If you follow renewable energy closely, the SunEdison Inc. (NASDAQOTH: SUNEQ) bankruptcy wasn't all that surprising when it happened. The writing was on the wall for months, driven by the market's complete lack of confidence in management's ability to execute any strategic plan, which happens to be very important when your business is built on financing billions of dollars in projects.
But now that SunEdison is bankrupt, it leaves its yieldcos, TerraForm Power (NASDAQ:TERP) and TerraForm Global (NASDAQ:GLBL), in a precarious position. They aren't exactly part of SunEdison because they're publicly traded, but they're still tied to the company's fate, and that could be a big problem.
The tie between SunEdison and its yieldcos
Technically, SunEdison's bankruptcy wouldn't lead directly to bankruptcy by TerraForm Power or TerraForm Global. Instead, it may lead to cross-defaults on debt both companies have used to buy projects. According to Moody's analyst Swami Venkataraman, 10 of TerraForm Power and five of TerraForm Global's financing deals have clauses that are tied to SunEdison's health. So, SunEdison's bankruptcy could technically cause a default.

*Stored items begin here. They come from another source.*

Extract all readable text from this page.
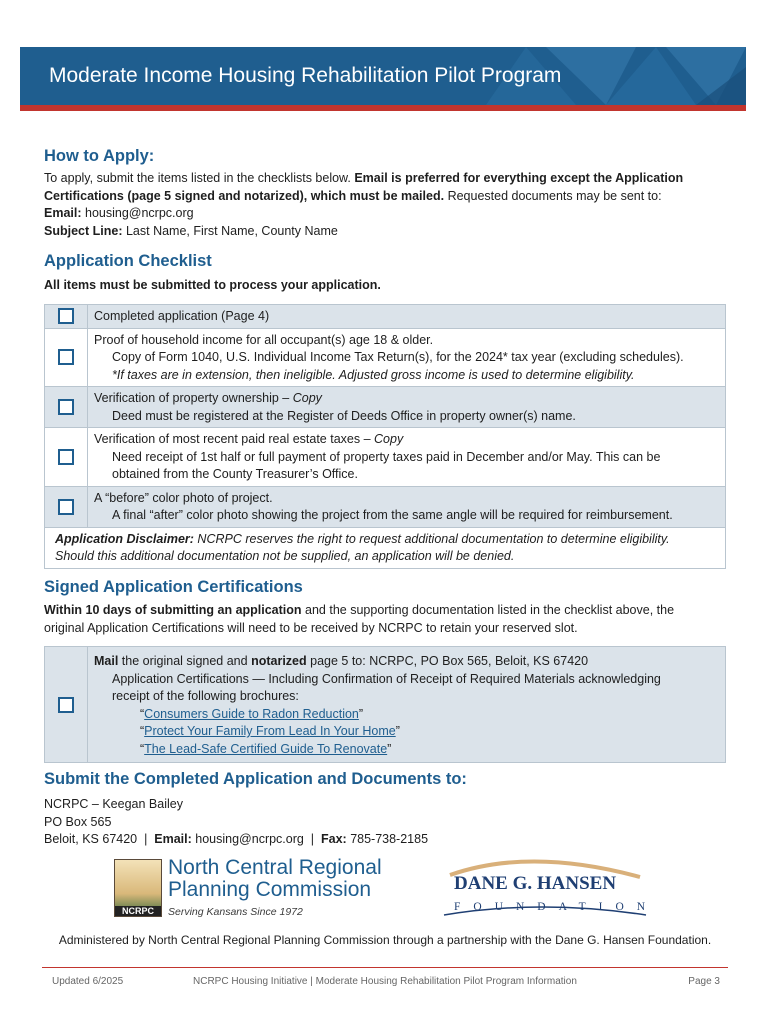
Moderate Income Housing Rehabilitation Pilot Program
How to Apply:
To apply, submit the items listed in the checklists below. Email is preferred for everything except the Application
Certifications (page 5 signed and notarized), which must be mailed. Requested documents may be sent to:
Email: housing@ncrpc.org
Subject Line: Last Name, First Name, County Name
Application Checklist
All items must be submitted to process your application.
Completed application (Page 4)
Proof of household income for all occupant(s) age 18 & older.
Copy of Form 1040, U.S. Individual Income Tax Return(s), for the 2024* tax year (excluding schedules).
*If taxes are in extension, then ineligible. Adjusted gross income is used to determine eligibility.
Verification of property ownership – Copy
Deed must be registered at the Register of Deeds Office in property owner(s) name.
Verification of most recent paid real estate taxes – Copy
Need receipt of 1st half or full payment of property taxes paid in December and/or May. This can be
obtained from the County Treasurer’s Office.
A “before” color photo of project.
A final “after” color photo showing the project from the same angle will be required for reimbursement.
Application Disclaimer: NCRPC reserves the right to request additional documentation to determine eligibility.
Should this additional documentation not be supplied, an application will be denied.
Signed Application Certifications
Within 10 days of submitting an application and the supporting documentation listed in the checklist above, the
original Application Certifications will need to be received by NCRPC to retain your reserved slot.
Mail the original signed and notarized page 5 to: NCRPC, PO Box 565, Beloit, KS 67420
Application Certifications — Including Confirmation of Receipt of Required Materials acknowledging
receipt of the following brochures:
“Consumers Guide to Radon Reduction”
“Protect Your Family From Lead In Your Home”
“The Lead-Safe Certified Guide To Renovate”
Submit the Completed Application and Documents to:
NCRPC – Keegan Bailey
PO Box 565
Beloit, KS 67420  |  Email: housing@ncrpc.org  |  Fax: 785-738-2185
NCRPC
North Central Regional
Planning Commission
Serving Kansans Since 1972
DANE G. HANSEN
FOUNDATION
Administered by North Central Regional Planning Commission through a partnership with the Dane G. Hansen Foundation.
Updated 6/2025	NCRPC Housing Initiative | Moderate Housing Rehabilitation Pilot Program Information	Page 3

But both yieldcos are operating assets that generate cash and they should be able to negotiate a solution with creditors. This would likely involve waivers on covenants or a negotiated settlement. That may involve a higher interest rate on debt or cash reserves held at the project level. And that's where there could be a yet to be determined impact on both TerraForm Power and TerraForm Global.
What is the fallout for the TerraForms?
Even if TerraForm Power and TerraForm Global avoid bankruptcy, they may not be the same cash-generating machines they are today. If the cross-defaults on debt lead to cash being moved from cash available for distribution to reserves or higher interest payments, for example, it would mean a lower dividend. And it looks like that's already what the market is betting on.
TerraForm Power's dividend yield of 15.8% is incredibly high in any market condition, and TerraForm Global's dividend yield of 42.1% is almost unimaginable. The likely fallout, though, from SunEdison's bankruptcy will be that the companies will have to give something to creditors and that probably means a much lower dividend in the future. So don't bet on these stocks just for their current dividends, because they probably won't last.
One complication that may matter
Because of the way SunEdison structured the yieldcos, it still remains a key cog in their future success. In most cases, it's actually the one operating projects and it provides other back-office services for the yieldcos. That's actually why neither has filed their 10-Ks for 2015.
This is another complicating matter that debt holders may want to iron out before giving any concessions to the yieldcos. After all, why should a company that went bankrupt under the weight of its own growth ambitions be able to control what should be a couple of fairly stable companies?